First, let’s clarify the relationship between “gray-haired” and “dying.” Most people start graying in their mid-thirties to mid-forties. Since the life expectancy for Americans is currently at 78, many of us will have gray hair for the majority of our lives. Given that reality, saying a gray-haired person is dying is about as accurate as saying a person who doesn’t have gray hair is wearing diapers. Sure, it’s true in a number of cases, but the number is relatively small.
Secondly, though the young demographic is the big prize, dismissing gray-haired listeners seems a bit greedy. There are currently 108 million Americans over the age of fifty. Capture the interest of even 10% of them and you have quite a following.

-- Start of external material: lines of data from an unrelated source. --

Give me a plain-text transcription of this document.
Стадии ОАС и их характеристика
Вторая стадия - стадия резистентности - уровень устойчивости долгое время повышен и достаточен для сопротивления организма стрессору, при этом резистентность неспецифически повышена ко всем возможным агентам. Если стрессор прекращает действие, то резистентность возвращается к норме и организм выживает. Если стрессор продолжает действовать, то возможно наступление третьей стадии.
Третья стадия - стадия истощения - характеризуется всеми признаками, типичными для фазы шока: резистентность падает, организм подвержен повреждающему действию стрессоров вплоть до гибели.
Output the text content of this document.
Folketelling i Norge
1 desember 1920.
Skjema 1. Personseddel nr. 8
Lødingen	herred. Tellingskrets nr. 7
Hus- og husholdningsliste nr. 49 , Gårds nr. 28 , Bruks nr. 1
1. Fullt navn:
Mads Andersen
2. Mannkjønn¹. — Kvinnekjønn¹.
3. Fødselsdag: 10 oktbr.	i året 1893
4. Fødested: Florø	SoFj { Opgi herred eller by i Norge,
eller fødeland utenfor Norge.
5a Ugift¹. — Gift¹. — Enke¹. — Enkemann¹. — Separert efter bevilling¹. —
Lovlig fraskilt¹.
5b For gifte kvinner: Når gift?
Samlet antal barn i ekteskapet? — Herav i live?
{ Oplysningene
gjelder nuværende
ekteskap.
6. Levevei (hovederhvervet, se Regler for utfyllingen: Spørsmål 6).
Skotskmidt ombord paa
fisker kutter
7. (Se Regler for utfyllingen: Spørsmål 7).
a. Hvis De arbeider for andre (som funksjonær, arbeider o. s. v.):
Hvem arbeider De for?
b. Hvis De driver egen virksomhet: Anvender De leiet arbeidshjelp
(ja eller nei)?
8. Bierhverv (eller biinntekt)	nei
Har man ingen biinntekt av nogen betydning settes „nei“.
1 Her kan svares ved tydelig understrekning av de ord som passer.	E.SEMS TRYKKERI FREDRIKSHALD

Next, at various times in our lives, our perceptions are dramatically impacted by hormones. Music that is hormone-driven can have a powerful appeal in those stages, and for that reason a lot of music zeroes in on the very themes our hormones find most engaging. That’s great – in fact, it’s a huge boon to the survival of the species – but it is not the entire sum of the experience of being human, nor is it the only thing that music can do well. Humans beings of all ages can also think about their place in the world, suffer, laugh, and even develop wisdom over the course of decades of experience. These are things we all do, especially when hormones are more or less dormant, and music can be a vital part of that shared experience.
So sure, hormonally driven music serves a valuable function – I don’t have any desire to downplay its importance. There are, however, extended portions of our lives when that kind of music can seem limited, beside the point. At times like these, a piece like Webern’s Symphony or Lang’s love fail can be the answer.
And yet, I can’t deny it, of course: first and foremost, go for listeners in the 15-45 range, they are and always will be the big prize.
Just don’t diminish the importance of the rest of the population – hair color notwithstanding.
Janis says
“And yet, I can’t deny it, of course: first and foremost, go for listeners in the 15-45 range, they are and always will be the big prize.”
I just can’t stop wondering why, though. And it doesn’t make any sense to say that if you get them young, you’ll have them forever if, once they hit 50, you waste no time trying to shove them out the door before they get old-people cooties on everything. You won’t have them forever at all if you treat them like kryptonite the minute they hit 50.
Put plainly, I’ve been a lover and player of classical music (and I mean instrument-player, not record-player) since I was a child. If they supposedly wanted me “forever,” why am I poison now that I’m 52?
Lawrence Dillon says
Absolutely. “First and foremost” doesn’t have to mean “to the exclusion of all others.”